Skimming through opinion pieces and news stories has been my habit ever since I was a teenager. It helps me keep track of the good, the bad, and everything in between. Of late, I have come across quite a few stories wherein hate crimes against Muslims were brought to light. There have been cases of islamophobic bullying being carried out in the Western world. A research report issued by the Council on American-Islamic Relations brings to light a significant surge in the anti-Muslim incidents post 2017.
It is profoundly disturbing that the Muslim world has, for long, been pigeonholed. Some call them terrorists while others call them orthodox and rigid. Discrimination against Muslims is not something new. It has been happening for ages. Be it in the company boardrooms or professional sports, discrimination against Muslims is scaling new heights with each passing day.
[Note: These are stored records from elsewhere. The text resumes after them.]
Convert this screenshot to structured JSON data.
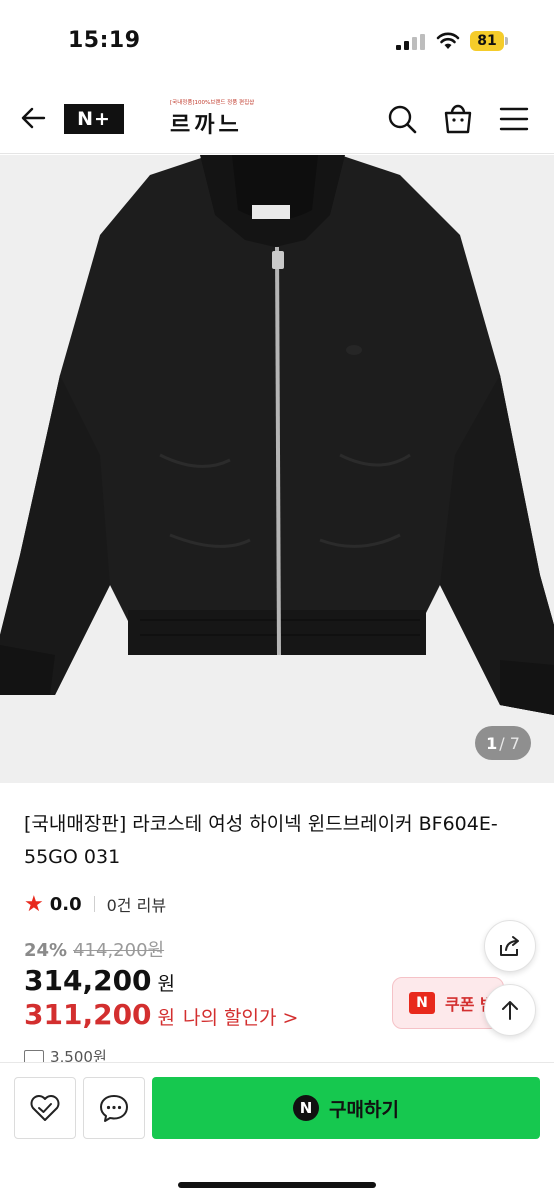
{
  "status_bar": {
    "time": "15:19",
    "battery": "81"
  },
  "header": {
    "logo_text": "N+",
    "brand_tagline": "[국내정품]100%브랜드 정품 편집샵",
    "brand_name": "르까느"
  },
  "gallery": {
    "current": "1",
    "total": "/ 7"
  },
  "product": {
    "title": "[국내매장판] 라코스테 여성 하이넥 윈드브레이커 BF604E-55GO 031",
    "rating": "0.0",
    "review_count": "0건 리뷰",
    "discount_rate": "24%",
    "original_price": "414,200원",
    "price": "314,200",
    "price_unit": "원",
    "coupon_price": "311,200",
    "coupon_unit": "원",
    "coupon_link": "나의 할인가 >",
    "shipping": "3,500원"
  },
  "coupon_button": {
    "badge": "N",
    "label": "쿠폰 받"
  },
  "bottom_bar": {
    "buy_badge": "N",
    "buy_label": "구매하기"
  },
  "colors": {
    "accent_red": "#d32f2f",
    "buy_green": "#16c84f",
    "battery_yellow": "#f5cc2a"
  }
}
The problem doesn’t end here. In fact, it’s just the tip of the iceberg. Hatred against Muslims isn’t just limited to the boardrooms, it is everywhere. It begins in schools, where Muslim children are stereotyped and labeled ‘backward’. They aren’t accepted as part of social systems. Islamophobia isn’t just marked by illegal detentions and arrests. It seems to have crept into our daily life.
Very recently, I came across a news story wherein a park in Noida (India) was waterlogged in order to prevent the Muslims from offering their evening Namaaz (prayers). Also, workplaces in the Indian state of Uttar Pradesh have been asked to instruct their Muslim employees to refrain themselves from offering Friday Namaaz in public places. Now, waterlogging a park in order to avoid a peaceful religious gathering showcases nothing but fickle-mindedness of the authorities involved.
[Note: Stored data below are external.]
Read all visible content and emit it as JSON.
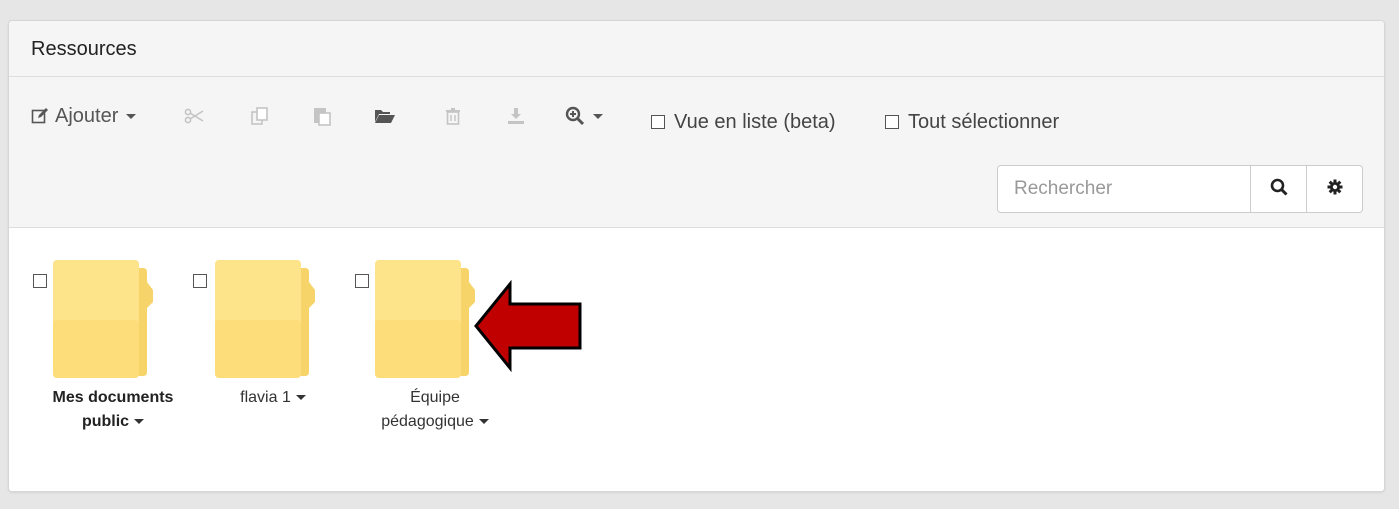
{
  "panel": {
    "title": "Ressources"
  },
  "toolbar": {
    "add_label": "Ajouter",
    "list_view_label": "Vue en liste (beta)",
    "select_all_label": "Tout sélectionner"
  },
  "search": {
    "placeholder": "Rechercher"
  },
  "folders": [
    {
      "line1": "Mes documents",
      "line2": "public",
      "bold": true
    },
    {
      "line1": "flavia 1",
      "line2": "",
      "bold": false
    },
    {
      "line1": "Équipe",
      "line2": "pédagogique",
      "bold": false
    }
  ],
  "colors": {
    "folder_front": "#fde38a",
    "folder_back": "#f7d46a",
    "arrow": "#c00000",
    "panel_bg": "#f5f5f5"
  }
}
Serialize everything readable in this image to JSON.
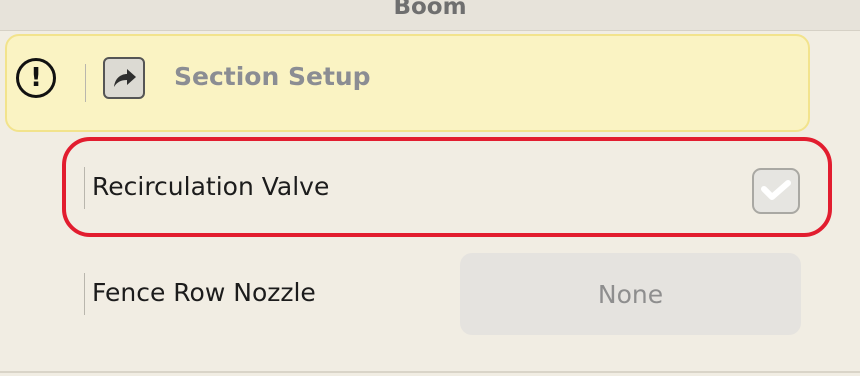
{
  "header": {
    "title": "Boom"
  },
  "section": {
    "title": "Section Setup",
    "alert_icon_glyph": "!",
    "alert_icon": "alert-circle-icon",
    "action_icon": "share-arrow-icon"
  },
  "settings": {
    "recirculation_valve": {
      "label": "Recirculation Valve",
      "checked": true
    },
    "fence_row_nozzle": {
      "label": "Fence Row Nozzle",
      "value": "None"
    }
  },
  "colors": {
    "background": "#f1ede3",
    "alert_bg": "#faf3c3",
    "highlight": "#e21d2f"
  }
}
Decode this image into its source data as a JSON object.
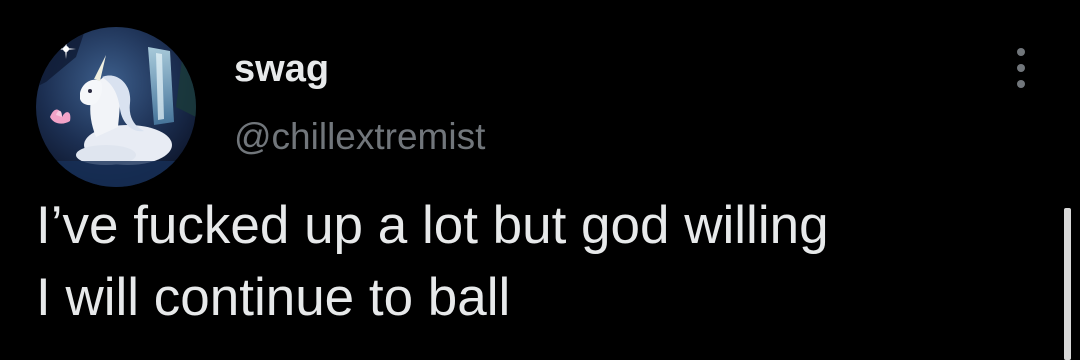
{
  "tweet": {
    "author": {
      "display_name": "swag",
      "handle": "@chillextremist",
      "avatar_icon": "unicorn-avatar-icon"
    },
    "text_lines": [
      "I’ve fucked up a lot but god willing",
      "I will continue to ball"
    ],
    "more_icon": "more-options-icon"
  },
  "colors": {
    "background": "#000000",
    "primary_text": "#e7e9ea",
    "secondary_text": "#71767b",
    "scrollbar": "#d9d9d9"
  }
}
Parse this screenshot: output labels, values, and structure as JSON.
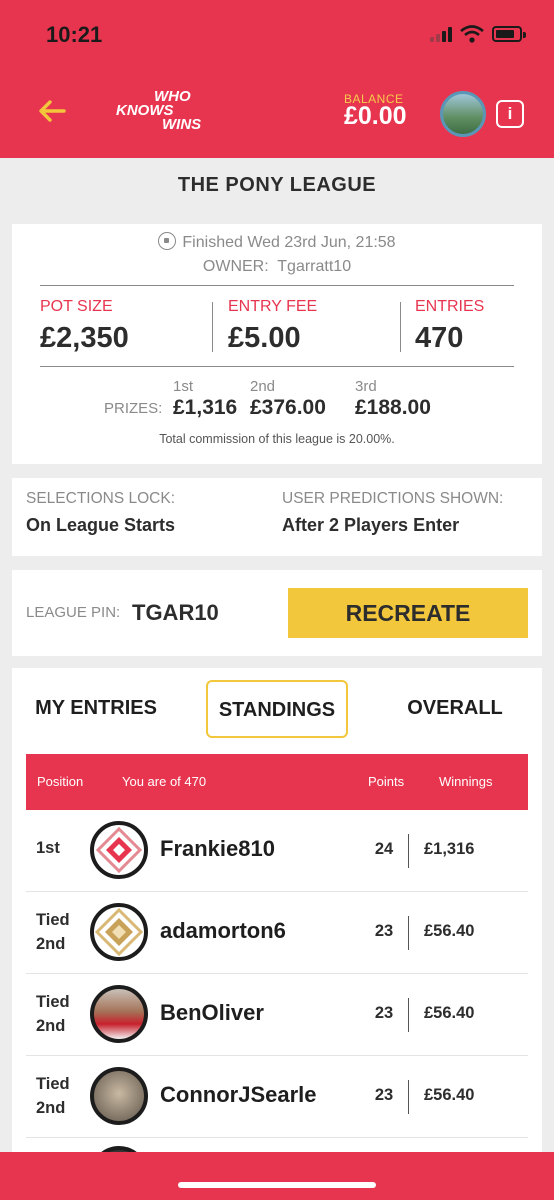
{
  "status_bar": {
    "time": "10:21"
  },
  "header": {
    "logo_lines": [
      "WHO",
      "KNOWS",
      "WINS"
    ],
    "balance_label": "BALANCE",
    "balance_value": "£0.00",
    "info_label": "i"
  },
  "league": {
    "title": "THE PONY LEAGUE",
    "finished_text": "Finished Wed 23rd Jun, 21:58",
    "owner_label": "OWNER:",
    "owner_name": "Tgarratt10",
    "stats": [
      {
        "label": "POT SIZE",
        "value": "£2,350"
      },
      {
        "label": "ENTRY FEE",
        "value": "£5.00"
      },
      {
        "label": "ENTRIES",
        "value": "470"
      }
    ],
    "prizes_label": "PRIZES:",
    "prizes": [
      {
        "place": "1st",
        "amount": "£1,316"
      },
      {
        "place": "2nd",
        "amount": "£376.00"
      },
      {
        "place": "3rd",
        "amount": "£188.00"
      }
    ],
    "commission_text": "Total commission of this league is 20.00%."
  },
  "selections": {
    "lock_label": "SELECTIONS LOCK:",
    "lock_value": "On League Starts",
    "predictions_label": "USER PREDICTIONS SHOWN:",
    "predictions_value": "After 2 Players Enter"
  },
  "pin": {
    "label": "LEAGUE PIN:",
    "value": "TGAR10",
    "recreate_label": "RECREATE"
  },
  "tabs": [
    {
      "label": "MY ENTRIES",
      "active": false
    },
    {
      "label": "STANDINGS",
      "active": true
    },
    {
      "label": "OVERALL",
      "active": false
    }
  ],
  "table": {
    "headers": {
      "position": "Position",
      "you_are": "You are  of 470",
      "points": "Points",
      "winnings": "Winnings"
    },
    "rows": [
      {
        "position": "1st",
        "position_line2": "",
        "name": "Frankie810",
        "points": "24",
        "winnings": "£1,316",
        "avatar": "pattern-avatar-red"
      },
      {
        "position": "Tied",
        "position_line2": "2nd",
        "name": "adamorton6",
        "points": "23",
        "winnings": "£56.40",
        "avatar": "pattern-avatar-gold"
      },
      {
        "position": "Tied",
        "position_line2": "2nd",
        "name": "BenOliver",
        "points": "23",
        "winnings": "£56.40",
        "avatar": "photo-avatar"
      },
      {
        "position": "Tied",
        "position_line2": "2nd",
        "name": "ConnorJSearle",
        "points": "23",
        "winnings": "£56.40",
        "avatar": "photo-avatar"
      }
    ]
  },
  "colors": {
    "brand_red": "#e8354f",
    "accent_yellow": "#f3c73c",
    "balance_label": "#f7c94c"
  }
}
Making people Feel Inferior is a Human Nature
Talking about hate and bitterness reminds me of the endless conflicts between the Sikhs and the Muslims. As I am a Sikh, you’d think that I hate Muslims, but you’d be surprised to know that some of my closest friends are Muslims. I sit with them when I am at work, while I eat my lunch, etc. Over the years, I have realized that people love to hate somebody.
I remember being bullied for being a Sikh. My turban was untied by a bunch of bullies and quite shockingly, one of the bullies happened to be a Sikh hims. Stories of children being bullied on the lines of religion happen to be a commonplace. The sad part is that the media doesn’t consider such stories to be newsworthy and peppy.
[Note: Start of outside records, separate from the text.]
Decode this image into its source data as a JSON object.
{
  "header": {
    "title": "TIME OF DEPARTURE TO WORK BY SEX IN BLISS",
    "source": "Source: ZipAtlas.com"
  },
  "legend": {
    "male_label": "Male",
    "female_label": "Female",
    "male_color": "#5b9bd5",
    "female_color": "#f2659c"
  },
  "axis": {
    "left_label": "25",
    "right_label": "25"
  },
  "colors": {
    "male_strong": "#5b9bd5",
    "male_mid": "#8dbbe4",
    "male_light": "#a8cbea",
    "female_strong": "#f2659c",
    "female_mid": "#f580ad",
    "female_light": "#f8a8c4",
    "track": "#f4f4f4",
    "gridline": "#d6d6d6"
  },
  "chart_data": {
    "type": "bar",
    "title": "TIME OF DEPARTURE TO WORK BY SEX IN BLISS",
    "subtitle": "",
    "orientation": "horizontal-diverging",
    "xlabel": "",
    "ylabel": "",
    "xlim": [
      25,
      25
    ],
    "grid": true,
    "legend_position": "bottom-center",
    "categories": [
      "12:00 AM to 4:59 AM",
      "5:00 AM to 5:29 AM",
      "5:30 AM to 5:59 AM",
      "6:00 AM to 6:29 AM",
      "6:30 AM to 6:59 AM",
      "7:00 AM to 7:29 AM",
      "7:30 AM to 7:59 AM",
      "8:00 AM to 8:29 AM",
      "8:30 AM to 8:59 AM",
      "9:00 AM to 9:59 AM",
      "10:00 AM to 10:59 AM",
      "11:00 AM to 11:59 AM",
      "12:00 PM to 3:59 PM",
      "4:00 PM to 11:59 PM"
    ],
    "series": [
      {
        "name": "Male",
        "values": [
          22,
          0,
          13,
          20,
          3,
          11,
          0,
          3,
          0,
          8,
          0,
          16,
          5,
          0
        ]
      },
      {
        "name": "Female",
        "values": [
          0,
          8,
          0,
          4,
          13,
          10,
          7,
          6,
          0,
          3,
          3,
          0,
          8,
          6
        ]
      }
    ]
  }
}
It comes as a surprise hatred against isn’t just limited to non-Muslims. It comes from other Muslims as well. Take the example of Syria. The country has turned into a bloody battlefield wherein countless innocent people are being slaughtered by rigid Muslim factions.
Creating a Healthy Environment
The first step to getting rid of hatred is to realize that all of us, irrespective of religion, sex, caste, etc. are nothing but human beings. This reminds me of a dialogue from the popular Bollywood film “My Name is Khan” starring Shah Rukh Khan wherein his mother tells him that there are only two types of people in this world i.e. good and bad. The sooner we realize that bullies don’t have a religion, the easier it would be for all of us to keep moving in life. Forget Hindu, Muslim, Sikh, and Isaahi, judge a person by his/her habits and the world would be a better place ( hopefully).